Phase Transitions of the First Kind as Radiation Processes

TL;DR

This paper models phase transitions like crystallization and vapor condensation as radiation processes, linking latent heat release to characteristic radiation, with implications for spectroscopy, process control, and atmospheric phenomena.

Contribution

It introduces a novel model connecting latent heat during phase transitions to characteristic radiation, supported by experimental data across various substances.

Findings

Latent radiated energy correlates with temperature and confirms Trouton's rule.

Experimental data supports the radiation-based phase transition model.

Potential applications include spectroscopy, process control, and atmospheric monitoring.

Abstract

Crystallization and vapor condensation are considered as processes of sequential entering of single atoms/molecules into condensate. The latent heat can be carry away by radiation of characteristic frequencies generated in the course of transition. The estimated dependences of latent (radiated) energy of boiling on temperature confirm and prove the well-known empirical Trouton's rule applicable to many simple substances. It leads to the estimation of interrelation of critical parameters of corresponding substances.

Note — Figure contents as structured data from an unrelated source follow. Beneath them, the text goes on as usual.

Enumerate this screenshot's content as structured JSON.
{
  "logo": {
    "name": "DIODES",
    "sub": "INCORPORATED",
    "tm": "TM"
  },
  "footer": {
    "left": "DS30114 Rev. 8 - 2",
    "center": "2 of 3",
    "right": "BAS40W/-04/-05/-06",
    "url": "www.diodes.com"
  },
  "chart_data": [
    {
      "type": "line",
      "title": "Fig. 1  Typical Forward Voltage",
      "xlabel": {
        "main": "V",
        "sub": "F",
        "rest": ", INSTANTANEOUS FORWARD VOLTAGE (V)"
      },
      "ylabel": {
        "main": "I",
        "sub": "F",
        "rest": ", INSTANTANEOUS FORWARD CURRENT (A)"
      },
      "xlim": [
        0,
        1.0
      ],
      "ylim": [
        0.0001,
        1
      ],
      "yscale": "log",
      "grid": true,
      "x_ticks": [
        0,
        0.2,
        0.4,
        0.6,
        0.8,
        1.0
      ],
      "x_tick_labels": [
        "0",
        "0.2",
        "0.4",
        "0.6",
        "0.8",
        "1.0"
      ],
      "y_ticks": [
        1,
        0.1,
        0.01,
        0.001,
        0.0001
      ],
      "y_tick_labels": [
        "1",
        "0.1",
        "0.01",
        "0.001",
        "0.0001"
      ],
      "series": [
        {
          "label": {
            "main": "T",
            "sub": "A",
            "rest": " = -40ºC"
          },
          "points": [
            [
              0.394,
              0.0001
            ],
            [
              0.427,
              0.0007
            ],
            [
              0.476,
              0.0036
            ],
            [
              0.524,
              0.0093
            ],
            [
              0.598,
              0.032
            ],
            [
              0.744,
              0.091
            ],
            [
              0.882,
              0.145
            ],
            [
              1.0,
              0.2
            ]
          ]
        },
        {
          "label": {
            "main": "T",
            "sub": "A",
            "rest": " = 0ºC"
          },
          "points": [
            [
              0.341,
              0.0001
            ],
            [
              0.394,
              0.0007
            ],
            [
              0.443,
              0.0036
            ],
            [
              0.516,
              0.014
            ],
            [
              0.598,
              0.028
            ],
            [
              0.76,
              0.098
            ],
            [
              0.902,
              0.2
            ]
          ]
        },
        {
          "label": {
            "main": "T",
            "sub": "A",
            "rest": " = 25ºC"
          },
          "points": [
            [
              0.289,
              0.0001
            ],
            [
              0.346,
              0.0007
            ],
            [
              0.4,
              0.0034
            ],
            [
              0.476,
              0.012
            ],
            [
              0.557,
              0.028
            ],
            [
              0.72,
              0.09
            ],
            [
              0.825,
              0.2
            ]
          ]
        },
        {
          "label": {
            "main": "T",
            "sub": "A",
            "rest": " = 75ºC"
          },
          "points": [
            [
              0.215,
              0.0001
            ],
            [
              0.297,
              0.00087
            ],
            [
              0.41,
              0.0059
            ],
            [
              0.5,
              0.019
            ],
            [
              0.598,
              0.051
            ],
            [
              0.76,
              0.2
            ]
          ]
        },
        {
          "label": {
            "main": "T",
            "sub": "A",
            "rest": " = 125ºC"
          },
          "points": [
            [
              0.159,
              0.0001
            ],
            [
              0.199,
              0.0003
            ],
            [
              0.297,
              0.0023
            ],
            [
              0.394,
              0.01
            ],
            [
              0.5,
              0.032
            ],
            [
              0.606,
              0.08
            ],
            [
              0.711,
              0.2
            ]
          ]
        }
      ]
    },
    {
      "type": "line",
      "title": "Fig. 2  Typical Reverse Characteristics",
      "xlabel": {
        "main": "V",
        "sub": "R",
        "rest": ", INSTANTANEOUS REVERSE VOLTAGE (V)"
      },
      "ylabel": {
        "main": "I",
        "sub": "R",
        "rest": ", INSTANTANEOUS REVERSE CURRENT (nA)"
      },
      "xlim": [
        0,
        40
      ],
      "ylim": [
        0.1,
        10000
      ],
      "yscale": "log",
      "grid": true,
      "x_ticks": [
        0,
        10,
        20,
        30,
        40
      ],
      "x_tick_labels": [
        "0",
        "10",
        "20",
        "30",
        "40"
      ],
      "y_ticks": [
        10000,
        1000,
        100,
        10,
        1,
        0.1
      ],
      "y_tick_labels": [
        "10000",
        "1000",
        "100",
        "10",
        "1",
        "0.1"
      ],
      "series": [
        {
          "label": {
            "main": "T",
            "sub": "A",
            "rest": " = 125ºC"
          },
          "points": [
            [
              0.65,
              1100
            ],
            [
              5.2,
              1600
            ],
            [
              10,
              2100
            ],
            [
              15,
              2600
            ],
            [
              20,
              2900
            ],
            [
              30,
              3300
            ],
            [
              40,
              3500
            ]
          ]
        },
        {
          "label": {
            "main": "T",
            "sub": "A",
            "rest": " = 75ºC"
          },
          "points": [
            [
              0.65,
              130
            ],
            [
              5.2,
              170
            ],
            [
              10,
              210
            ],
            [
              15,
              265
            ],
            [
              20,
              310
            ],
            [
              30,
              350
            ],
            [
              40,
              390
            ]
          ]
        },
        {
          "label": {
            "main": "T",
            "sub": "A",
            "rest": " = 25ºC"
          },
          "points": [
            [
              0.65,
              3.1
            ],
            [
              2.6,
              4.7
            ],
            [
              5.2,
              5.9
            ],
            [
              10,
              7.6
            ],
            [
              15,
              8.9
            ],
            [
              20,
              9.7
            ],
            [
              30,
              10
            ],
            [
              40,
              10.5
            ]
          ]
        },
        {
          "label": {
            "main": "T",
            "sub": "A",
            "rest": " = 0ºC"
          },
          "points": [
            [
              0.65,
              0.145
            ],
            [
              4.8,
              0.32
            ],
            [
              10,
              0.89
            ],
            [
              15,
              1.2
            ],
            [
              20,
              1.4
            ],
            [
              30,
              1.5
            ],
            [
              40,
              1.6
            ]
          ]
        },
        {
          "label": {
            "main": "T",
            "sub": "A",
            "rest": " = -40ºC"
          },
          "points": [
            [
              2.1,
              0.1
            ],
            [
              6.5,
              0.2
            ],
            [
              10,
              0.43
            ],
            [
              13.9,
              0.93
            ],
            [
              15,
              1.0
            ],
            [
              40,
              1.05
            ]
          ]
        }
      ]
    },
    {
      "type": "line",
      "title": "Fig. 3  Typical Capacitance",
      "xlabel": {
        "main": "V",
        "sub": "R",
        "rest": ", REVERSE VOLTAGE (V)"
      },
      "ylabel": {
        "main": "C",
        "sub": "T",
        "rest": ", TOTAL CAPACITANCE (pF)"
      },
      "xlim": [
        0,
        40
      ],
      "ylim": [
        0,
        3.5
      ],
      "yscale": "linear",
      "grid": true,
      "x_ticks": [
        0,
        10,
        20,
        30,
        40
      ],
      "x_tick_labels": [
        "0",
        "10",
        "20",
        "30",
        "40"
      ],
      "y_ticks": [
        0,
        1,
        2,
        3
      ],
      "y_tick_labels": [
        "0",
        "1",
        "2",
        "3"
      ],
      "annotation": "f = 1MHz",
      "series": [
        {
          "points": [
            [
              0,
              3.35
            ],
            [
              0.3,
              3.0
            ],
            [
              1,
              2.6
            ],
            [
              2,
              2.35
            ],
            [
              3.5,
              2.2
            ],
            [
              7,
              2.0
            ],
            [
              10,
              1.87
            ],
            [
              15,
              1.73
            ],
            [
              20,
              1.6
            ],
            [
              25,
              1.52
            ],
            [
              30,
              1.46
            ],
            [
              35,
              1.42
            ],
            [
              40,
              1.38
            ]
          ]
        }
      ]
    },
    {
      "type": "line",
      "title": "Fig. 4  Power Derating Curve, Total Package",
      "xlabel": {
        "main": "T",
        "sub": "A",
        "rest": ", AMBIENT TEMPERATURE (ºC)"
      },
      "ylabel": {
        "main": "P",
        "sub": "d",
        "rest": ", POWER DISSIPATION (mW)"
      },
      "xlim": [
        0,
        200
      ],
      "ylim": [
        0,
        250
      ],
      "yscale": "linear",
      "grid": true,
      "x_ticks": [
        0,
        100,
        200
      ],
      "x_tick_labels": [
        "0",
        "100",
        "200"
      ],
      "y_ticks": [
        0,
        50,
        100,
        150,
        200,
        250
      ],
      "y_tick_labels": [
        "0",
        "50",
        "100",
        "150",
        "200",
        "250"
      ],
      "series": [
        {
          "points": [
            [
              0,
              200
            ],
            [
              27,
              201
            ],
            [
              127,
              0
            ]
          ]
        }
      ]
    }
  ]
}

Experimental results of the authors and other researchers concerning crystallization from the melt of different substances (alkali halides, sapphire, tellurium, ice, copper) are presented, as well as condensation of water vapor, the correspondence to the offered model is established. It allows developing of the spectroscopy of phase transitions, and can lead to control of crystallization process, to crystallization stimulated by the characteristic radiation, etc. Formation of clouds in our atmosphere should be accompanied by characteristic radiation detectable for meteorological warnings.